All this action has its place in the manaw, or the seat of knowledge, and is duly explained to the Burman when he is in the monastery school, and afterwards, perhaps, in discourses of the Yahans in the rest-houses on feast-days, or other suitable occasions. Unfortunately, however, the matter is, to say the least, a little obscure, and not by any means easily to be grasped. Accordingly, the superstitious Burman having got a confused lot of big words into his head, after letting them simmer there for a while, evolved from his internal consciousness the notion of the leyp-bya, or butterfly spirit.

This personation of the soul in a fairy-like form had natural elements of attractiveness in it; and the consequence is that the error of the unphilosophical Burman long ago has grown into a present national belief, and it is universally accepted that the life of man resides in the leyp-bya and dies when it disappears. The man at the point of death opens his mouth and the butterfly escapes from the body, but only to die at the same time. Many strange things are explained by this doctrine. For example, the leyp-bya is the cause of dreams. It is not absolutely

necessary that the butterfly should remain constantly in the body; death will not necessarily ensue from the separation.
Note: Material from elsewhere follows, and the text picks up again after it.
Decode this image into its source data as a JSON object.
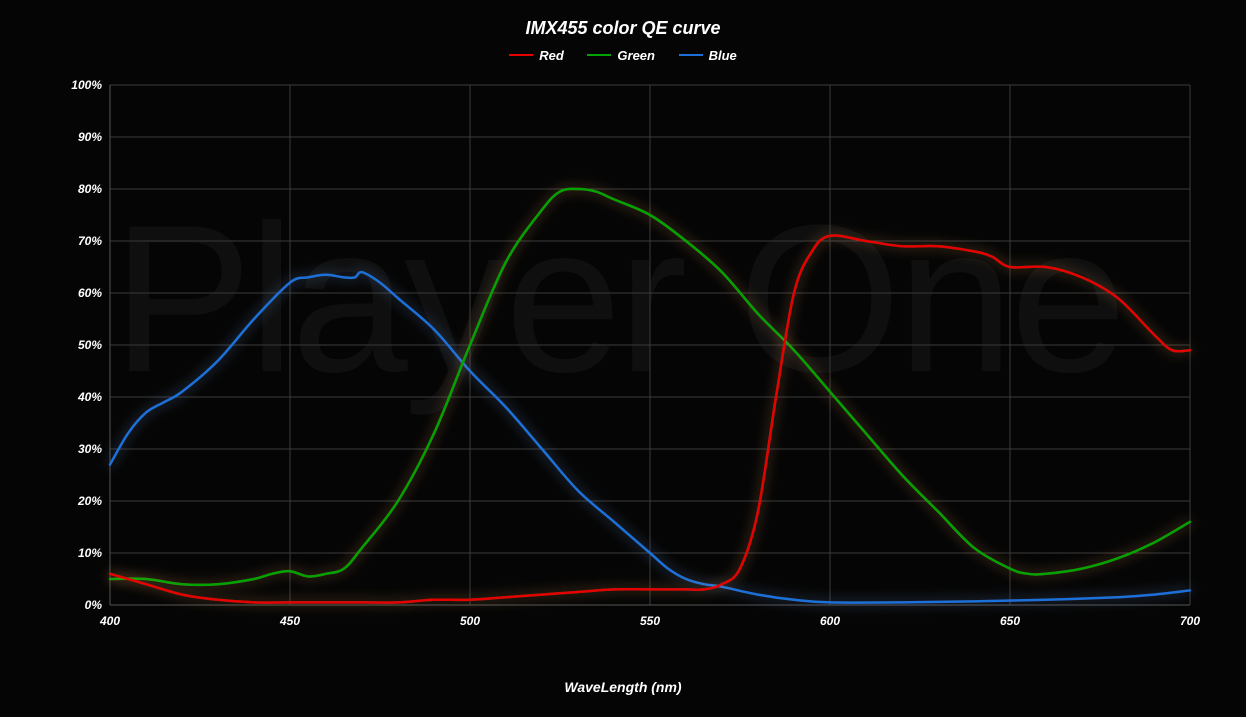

When the man is asleep, therefore, it leaves the body and roams about far and wide. But in these wanderings it can only go to such places as the person to whom it belongs has previously been in. A straying from known paths would cause extreme danger to the sleeping body, for it might happen that the butterfly would lose its way and never return, and then both would die-the body because the animating principle was gone, the leypbya because it had no earthly tenement to live in. The butterfly is enabled to perform these journeys through its existence as thway seht, or soul of the blood; and it is the state of this blood which makes the leyp-bya more or less inclined to roam, and which directs its movements. If the blood is feverish or excited in any way, the butterfly necessarily becomes restless, and wanders about more or less rapidly and into more or less strange places, according to the degree of perturbation. Therefore it happens that the soul thus existing in itself, and straying or flying at random, sees extremely strange and fantastic visions on these voyages. An elaboration of this notion divides dreams into three special varieties; those which occur at the beginning of sleep, those about midnight, and those in the early morning; or the false, the mixed, and the true. Baydin-sayahs and wise women are for this reason always very particular in their inquiries as to the precise time at which the dream occurred. If they foretell wrongly it is, of course, because the questionist made a mistake as to the time when his vision appeared to him.

These night wanderings of the butterfly spirit are not without their dangers. In addition to other hobgoblins and spectres, Burma is especially plagued by evil spirits called beeloos-creatures in human guise who devour men.